Mereka sekarang sudah sampai di depan pintu rooftop yang ditempati Davino, Divia terus saja menghela nafas kasar, mau tidak mau ia harus menghadapinya.

"Gue tunggu diluar ya, semangat!" Ucap Lisa tersenyum lebar sambil memberikan semangat pada Divia.

Divia pun mulai mengetuk pintunya, ia tidak mendapat jawaban apapun dari dalam dan dengan lancang Divia membuka pintu rooftop itu.

"Permisi" ujar Divia celingak celinguk mencari Davino, ini pertama kalinya masuk ke dalam rooftop, yang ia dengar dari orang-orang jika ada yang berani masuk rooftop ini akan berurusan dengan Davino, ya Divia tau itu lagi pula ia kemari bukan untuk bersenang-senang melainkan untuk meminta maaf pada Davino. Saat sedang asik-asiknya melihat pemandangan dari atas sana, Divia dikagetkan dengan suara berat dan dingin dari seseorang yang berada di rooftop itu juga. Reflex Divia berbalik.

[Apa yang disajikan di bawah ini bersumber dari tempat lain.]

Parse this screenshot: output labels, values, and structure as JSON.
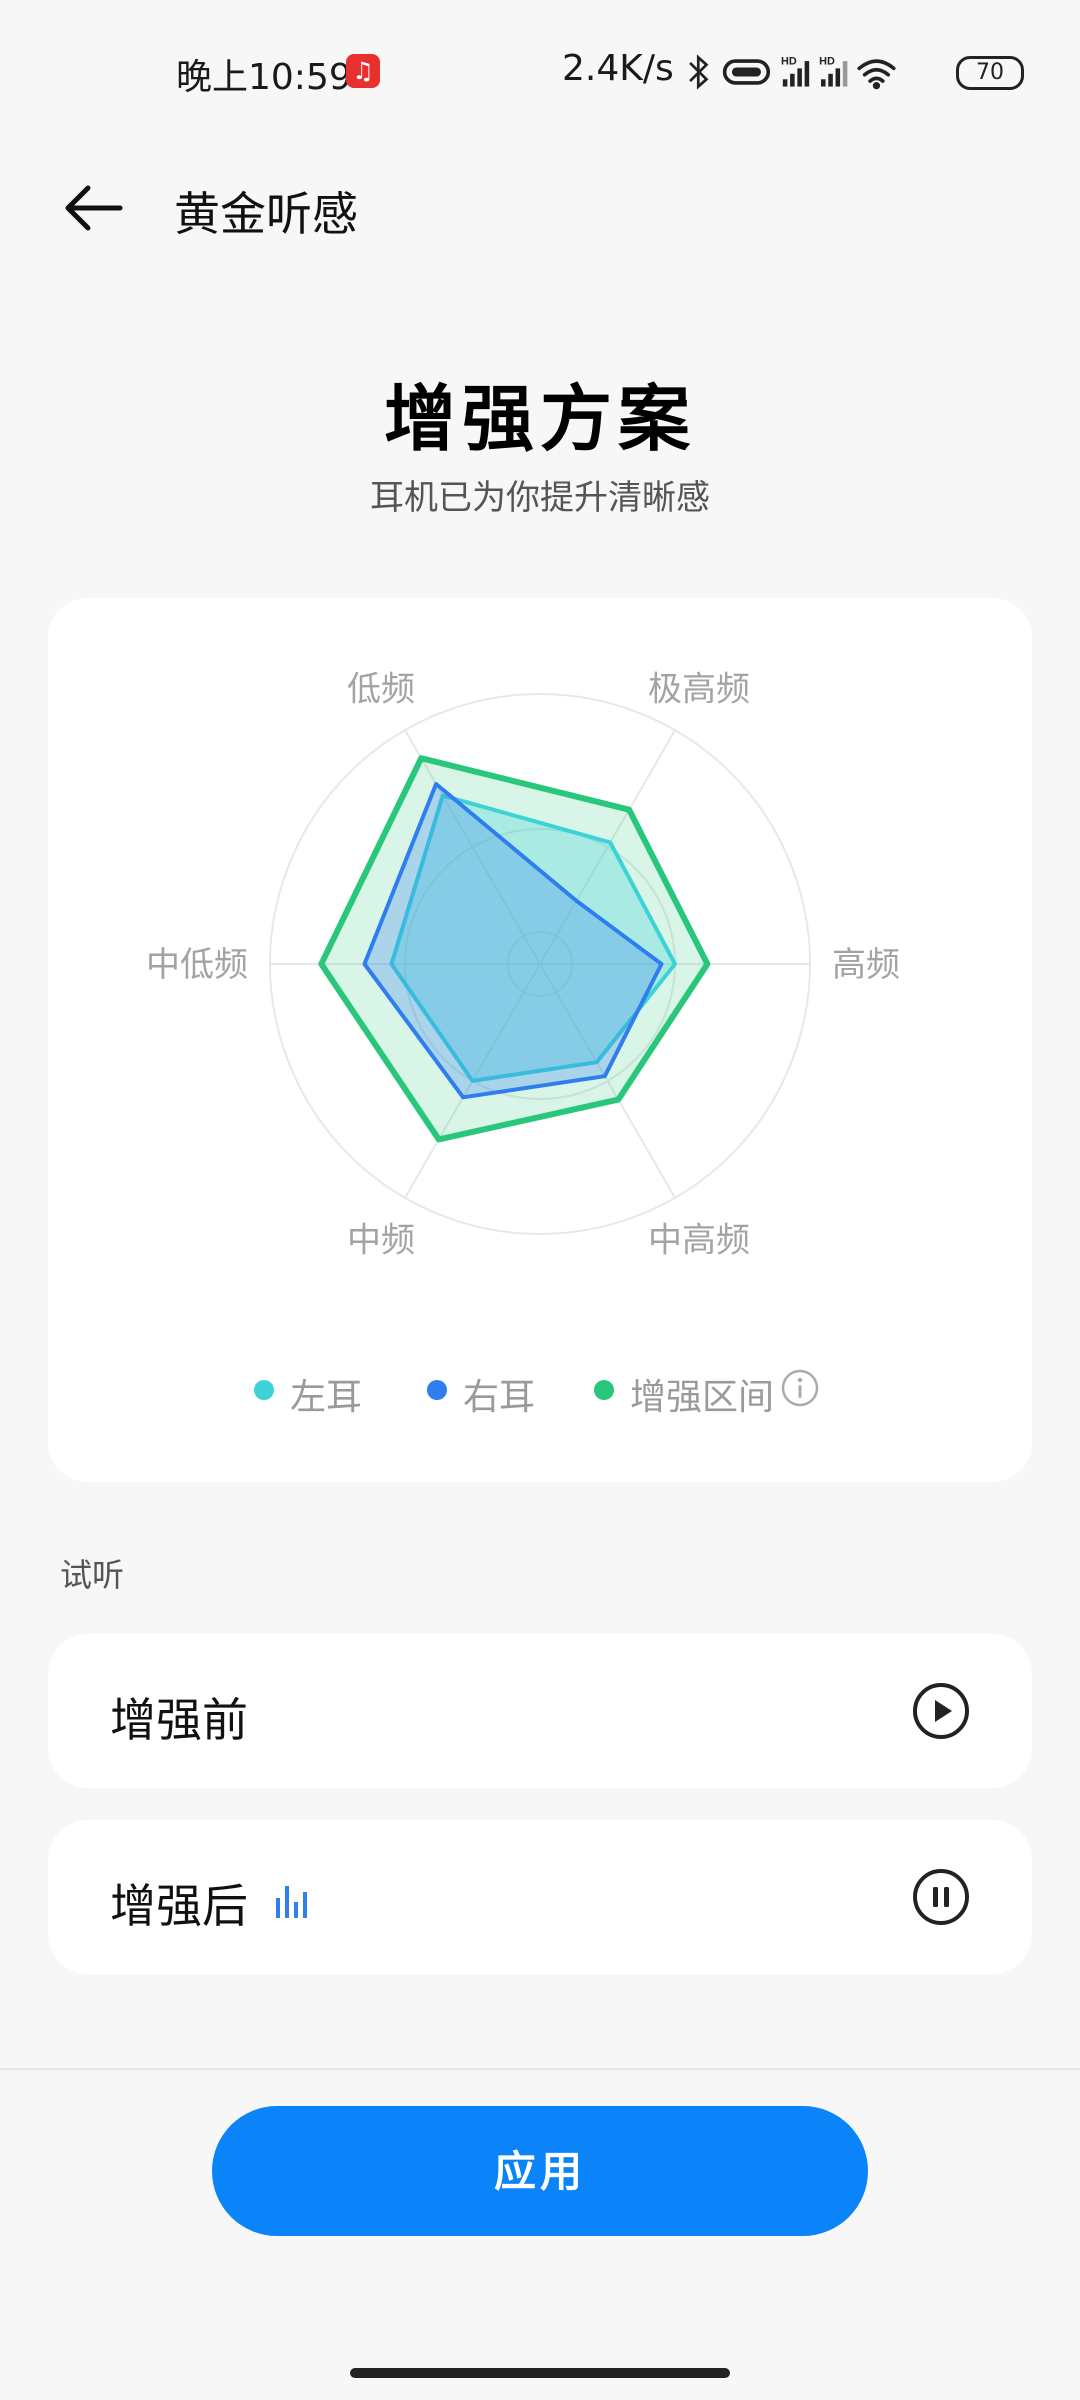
{
  "status_bar": {
    "time": "晚上10:59",
    "app_icon": "netease-music-icon",
    "net_speed": "2.4K/s",
    "icons": [
      "bluetooth-icon",
      "earbuds-icon",
      "hd-signal-icon",
      "hd-signal-icon",
      "wifi-icon"
    ],
    "battery": "70"
  },
  "header": {
    "back_icon": "arrow-left-icon",
    "title": "黄金听感"
  },
  "hero": {
    "title": "增强方案",
    "subtitle": "耳机已为你提升清晰感"
  },
  "chart_data": {
    "type": "radar",
    "axes": [
      "低频",
      "极高频",
      "高频",
      "中高频",
      "中频",
      "中低频"
    ],
    "range": [
      0,
      1
    ],
    "series": [
      {
        "name": "左耳",
        "color": "#3dd3d6",
        "values": [
          0.72,
          0.52,
          0.5,
          0.42,
          0.5,
          0.55
        ]
      },
      {
        "name": "右耳",
        "color": "#2f7ef0",
        "values": [
          0.77,
          0.27,
          0.45,
          0.48,
          0.57,
          0.65
        ]
      },
      {
        "name": "增强区间",
        "color": "#28c77b",
        "values": [
          0.88,
          0.66,
          0.62,
          0.58,
          0.75,
          0.81
        ]
      }
    ],
    "legend_info_icon": "info-icon"
  },
  "listen": {
    "section_label": "试听",
    "items": [
      {
        "label": "增强前",
        "icon": "play-icon",
        "playing": false
      },
      {
        "label": "增强后",
        "icon": "pause-icon",
        "playing": true,
        "indicator_icon": "equalizer-bars-icon"
      }
    ]
  },
  "apply_label": "应用",
  "colors": {
    "accent": "#0a84f8",
    "left": "#3dd3d6",
    "right": "#2f7ef0",
    "enhanced": "#28c77b"
  }
}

"Siapa?" Davino mulai berbicara dengan suara beratnya dan tak lupa dengan tatapan elangnya.

Divia yang mendengarnya pun susah payah menelan salivanya, jantungnya berdegup kencang, tangannya gemetar tak karuan, ia terus meremas rok seragamnya. Divia takut dan ingin sekali rasanya ia berlari dari rooftop tempat keramat ini.

"Emm ituu gu..gue mau" ucap Divia terhenti lalu menatap mata Davino.

Davino menaikkan satu alisnya, ia seperti mengenal gadis didepannya, dan setelah dipikir-pikir ternyata gadis ini yang telah menabraknya kemarin, Davino menyeringai sambil menatap tajam Divia.

Divia yang melihat itu pun langsung takut dan terus saja menunduk. Saat Davino maju Divia pun mundur, sampai tidak terasa ia sudah menabrak tembok. Dan langsung saja kedua tangan Davino mengurung Divia agar tidak lari dari sana.

"Gue disini mau minta maaf sama lo" ucap Divia cepat sambil menutup matanya dengan kedua tangannya, ya jarak di antara mereka tinggal sejengkal lagi.

Itu sungguh membuat jantung Divia deg degan tak karuan, ingin sekali rasanya ia lari dari tempat ini, tetapi ia pun mengurungkan niatnya karena ia belum mendapatkan jawaban dari Davino.

Davino menaikkan satu alisnya menatap gadis yang sedang ketakutan di depannya, ia mengangguk mengerti kenapa gadis ini sampai meminta maaf kepadanya.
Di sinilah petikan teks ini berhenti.